Unnamed: 0,title,year,rating,genre,director,language,country,type
0,The Secret Life of Walter Mitty,2013,PG,"Adventure, Comedy, Drama",Ben Stiller,English,USA,movie
1,In Secret,2013,R,"Crime, Drama, Thriller",Charlie Stratton,English,USA,movie
2,The Giver,2014,PG-13,"Drama, Sci-Fi",Phillip Noyce,English,USA,movie
3,42,2013,PG-13,"Biography, Drama, Sport",Brian Helgeland,English,USA,movie
4,House at the End of the Drive,2014,R,"Horror, Thriller",David Worth,English,USA,movie


## Add info to new scenarios dict and dump the file

In [4]:
def parse_hypothesis(fd):
    lfd, rfd = fd.split("=>")

    '''Parse left fd and separate out the attributes'''
    left_attributes = lfd.strip().strip("(").strip(")").split(",")
    right_attributes = rfd.strip("(").strip(")").split(",")

    left_attributes = [attribute.strip() for attribute in left_attributes]
    right_attributes = [attribute.strip() for attribute in right_attributes]

    return left_attributes, right_attributes

In [5]:
def is_support_violation(fd_components, tuple_1, tuple_2):
    '''Parse the hypothesis'''
    lfd, rfd = fd_components

    '''Violation check is only needed if the lfd values are same in both tuples otherwise it's not a violation'''
    is_left_same = all(tuple_1[left_attribute] == tuple_2[left_attribute] for left_attribute in lfd)

    if is_left_same:
        is_right_same = all(tuple_1[left_attribute] == tuple_2[left_attribute] for left_attribute in rfd)
        if is_right_same:
            return True, False
        else:
            return False, True
    else:
        return False, False


In [6]:
def get_support_violation_tuples(data, idx, fd_components):
    supports = []
    violations = []
    for idx_ in data.index:
        if idx == idx_:
            continue
        is_support, is_violation = is_support_violation(fd_components=fd_components, tuple_1=data.iloc[idx], tuple_2=data.iloc[idx_])
        if is_support:
            supports.append(idx_)
        elif is_violation:
            violations.append(idx_)
    return supports, violations
        

In [7]:
def get_hypothesis_info_dict(hypothesis):
    '''Extract left and right attributes from the hypothesis as list of attributes'''
    lfd, rfd = parse_hypothesis(hypothesis)
    info_dict = {'lfd': lfd, 'rfd':rfd}

    '''Find pairwise violations of each tuple with respect to other tuples in the dataset'''
    info_dict['supports'] = dict()
    info_dict['violations'] = dict()
    for idx in tqdm(raw_df.index):
        supports, violations = get_support_violation_tuples(data=raw_df[lfd+rfd], idx=idx, fd_components=(lfd, rfd))
        info_dict['supports'][idx] = supports
        info_dict['violations'][idx] = violations
    
    return info_dict

# get_hypothesis_info_dict(hypothesis_space[0])
# hypothesis_space[0]

In [8]:
cpu_num = os.cpu_count()
cpu_num = 1

In [9]:
new_scenarios_dict = dict()
new_scenarios_dict['omdb'] = dict()
new_scenarios_dict['omdb']['hypothesis_space'] = dict()


with Pool(cpu_num) as p:
    hypothesis_info = p.map(get_hypothesis_info_dict, hypothesis_space)

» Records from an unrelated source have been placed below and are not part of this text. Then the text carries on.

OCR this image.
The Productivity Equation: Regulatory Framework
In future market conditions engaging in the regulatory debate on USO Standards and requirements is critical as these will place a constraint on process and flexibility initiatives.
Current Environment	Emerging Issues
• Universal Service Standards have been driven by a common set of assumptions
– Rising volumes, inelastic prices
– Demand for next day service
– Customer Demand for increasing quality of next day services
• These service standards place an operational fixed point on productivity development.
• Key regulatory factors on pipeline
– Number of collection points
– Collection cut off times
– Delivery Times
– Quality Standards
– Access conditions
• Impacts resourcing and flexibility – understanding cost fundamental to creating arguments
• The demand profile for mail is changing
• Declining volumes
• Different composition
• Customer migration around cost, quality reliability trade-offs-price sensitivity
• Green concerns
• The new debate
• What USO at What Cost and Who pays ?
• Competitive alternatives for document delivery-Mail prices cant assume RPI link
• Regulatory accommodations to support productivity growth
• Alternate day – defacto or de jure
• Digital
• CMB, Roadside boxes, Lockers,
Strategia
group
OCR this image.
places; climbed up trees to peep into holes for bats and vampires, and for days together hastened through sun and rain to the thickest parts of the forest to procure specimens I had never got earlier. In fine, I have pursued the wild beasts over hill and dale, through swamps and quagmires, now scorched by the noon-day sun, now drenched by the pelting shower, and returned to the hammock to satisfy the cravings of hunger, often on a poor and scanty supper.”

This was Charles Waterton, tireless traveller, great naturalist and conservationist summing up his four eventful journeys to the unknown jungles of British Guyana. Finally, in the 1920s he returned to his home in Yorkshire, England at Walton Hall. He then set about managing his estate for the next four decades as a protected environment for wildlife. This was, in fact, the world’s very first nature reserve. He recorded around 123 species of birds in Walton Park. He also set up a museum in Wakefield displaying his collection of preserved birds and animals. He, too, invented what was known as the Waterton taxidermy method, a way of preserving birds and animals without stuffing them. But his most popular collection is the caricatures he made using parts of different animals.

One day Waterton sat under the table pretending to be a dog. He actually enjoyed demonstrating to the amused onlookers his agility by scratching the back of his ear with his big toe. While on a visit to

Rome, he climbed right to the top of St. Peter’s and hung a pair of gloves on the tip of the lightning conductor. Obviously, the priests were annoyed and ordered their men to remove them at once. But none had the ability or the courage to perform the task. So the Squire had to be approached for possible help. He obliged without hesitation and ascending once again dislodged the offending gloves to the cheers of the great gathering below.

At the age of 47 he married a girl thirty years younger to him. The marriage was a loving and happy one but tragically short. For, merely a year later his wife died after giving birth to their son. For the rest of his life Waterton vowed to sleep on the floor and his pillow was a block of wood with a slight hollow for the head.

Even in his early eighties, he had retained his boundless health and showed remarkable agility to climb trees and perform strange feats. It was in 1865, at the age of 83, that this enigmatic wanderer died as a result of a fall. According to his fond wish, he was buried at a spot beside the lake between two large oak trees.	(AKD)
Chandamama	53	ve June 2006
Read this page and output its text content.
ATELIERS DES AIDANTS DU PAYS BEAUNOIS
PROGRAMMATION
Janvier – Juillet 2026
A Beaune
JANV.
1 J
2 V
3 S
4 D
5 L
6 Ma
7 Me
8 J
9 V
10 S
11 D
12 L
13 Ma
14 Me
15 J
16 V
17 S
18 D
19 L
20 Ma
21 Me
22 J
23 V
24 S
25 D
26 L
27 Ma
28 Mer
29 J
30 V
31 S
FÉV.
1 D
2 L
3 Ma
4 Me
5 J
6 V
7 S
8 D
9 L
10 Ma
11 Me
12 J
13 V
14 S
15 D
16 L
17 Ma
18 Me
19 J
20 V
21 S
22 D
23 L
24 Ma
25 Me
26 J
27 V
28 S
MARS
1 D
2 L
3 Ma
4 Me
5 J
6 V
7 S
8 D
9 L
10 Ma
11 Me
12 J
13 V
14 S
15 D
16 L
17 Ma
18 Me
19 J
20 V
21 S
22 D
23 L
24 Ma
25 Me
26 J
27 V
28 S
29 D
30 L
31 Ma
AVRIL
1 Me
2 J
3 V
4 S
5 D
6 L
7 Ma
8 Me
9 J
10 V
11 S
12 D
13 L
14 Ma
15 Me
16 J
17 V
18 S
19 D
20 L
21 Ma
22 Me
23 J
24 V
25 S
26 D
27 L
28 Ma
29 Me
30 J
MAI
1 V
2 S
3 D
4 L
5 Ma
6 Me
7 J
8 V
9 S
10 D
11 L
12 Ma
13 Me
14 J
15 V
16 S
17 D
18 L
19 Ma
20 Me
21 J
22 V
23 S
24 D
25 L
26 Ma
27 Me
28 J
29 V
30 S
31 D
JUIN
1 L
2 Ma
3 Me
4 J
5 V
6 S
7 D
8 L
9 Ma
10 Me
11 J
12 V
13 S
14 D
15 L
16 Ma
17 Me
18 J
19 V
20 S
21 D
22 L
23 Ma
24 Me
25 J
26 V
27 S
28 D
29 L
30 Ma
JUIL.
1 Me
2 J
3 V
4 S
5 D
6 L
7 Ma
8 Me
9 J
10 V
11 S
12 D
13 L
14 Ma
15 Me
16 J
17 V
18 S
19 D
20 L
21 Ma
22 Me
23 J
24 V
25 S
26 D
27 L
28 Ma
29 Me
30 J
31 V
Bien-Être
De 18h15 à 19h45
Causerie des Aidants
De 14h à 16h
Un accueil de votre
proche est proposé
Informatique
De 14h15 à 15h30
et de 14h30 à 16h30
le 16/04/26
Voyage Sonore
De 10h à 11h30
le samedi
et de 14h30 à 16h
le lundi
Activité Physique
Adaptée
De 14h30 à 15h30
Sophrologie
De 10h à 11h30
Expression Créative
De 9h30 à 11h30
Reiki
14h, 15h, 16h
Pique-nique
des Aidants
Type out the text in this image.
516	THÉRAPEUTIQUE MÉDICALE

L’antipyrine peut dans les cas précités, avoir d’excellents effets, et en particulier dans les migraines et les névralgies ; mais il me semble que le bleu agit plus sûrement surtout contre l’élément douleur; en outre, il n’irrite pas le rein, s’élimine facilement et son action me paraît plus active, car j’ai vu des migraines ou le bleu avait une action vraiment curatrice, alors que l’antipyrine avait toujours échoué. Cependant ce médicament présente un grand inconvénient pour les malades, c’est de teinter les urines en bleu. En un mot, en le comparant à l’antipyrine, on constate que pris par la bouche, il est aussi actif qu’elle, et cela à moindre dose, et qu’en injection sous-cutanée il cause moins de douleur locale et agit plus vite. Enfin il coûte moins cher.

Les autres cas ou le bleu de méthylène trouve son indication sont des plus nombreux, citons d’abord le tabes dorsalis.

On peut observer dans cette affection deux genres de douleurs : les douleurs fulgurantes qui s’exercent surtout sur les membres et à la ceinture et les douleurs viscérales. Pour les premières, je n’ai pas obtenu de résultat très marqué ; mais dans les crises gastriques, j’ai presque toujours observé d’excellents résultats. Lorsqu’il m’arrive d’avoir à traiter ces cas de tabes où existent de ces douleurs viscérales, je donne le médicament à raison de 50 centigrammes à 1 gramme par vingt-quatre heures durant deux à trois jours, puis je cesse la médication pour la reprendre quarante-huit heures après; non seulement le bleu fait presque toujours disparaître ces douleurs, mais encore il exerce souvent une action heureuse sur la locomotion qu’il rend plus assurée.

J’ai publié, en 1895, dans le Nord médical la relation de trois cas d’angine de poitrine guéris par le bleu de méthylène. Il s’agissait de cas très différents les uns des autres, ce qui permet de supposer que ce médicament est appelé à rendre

for hypothesis, info_dict in zip(hypothesis_space, hypothesis_info):
    new_scenarios_dict['omdb']['hypothesis_space'][hypothesis] = info_dict

# for hypothesis in tqdm(hypothesis_space):
    
    # '''Extract left and right attributes from the hypothesis as list of attributes'''
    # lfd, rfd = parse_hypothesis(hypothesis)
    # new_scenarios_dict['omdb']['hypothesis_space'][hypothesis] = {'lfd': lfd, 'rfd':rfd}

    # '''Find pairwise violations of each tuple with respect to other tuples in the dataset'''
    # new_scenarios_dict['omdb']['hypothesis_space'][hypothesis]['violations'] = dict()
    # for idx in raw_df.index:
    #     new_scenarios_dict['omdb']['hypothesis_space'][hypothesis]['violations'][idx]=get_violation_tuples(data=raw_df, idx=idx, fd=hypothesis)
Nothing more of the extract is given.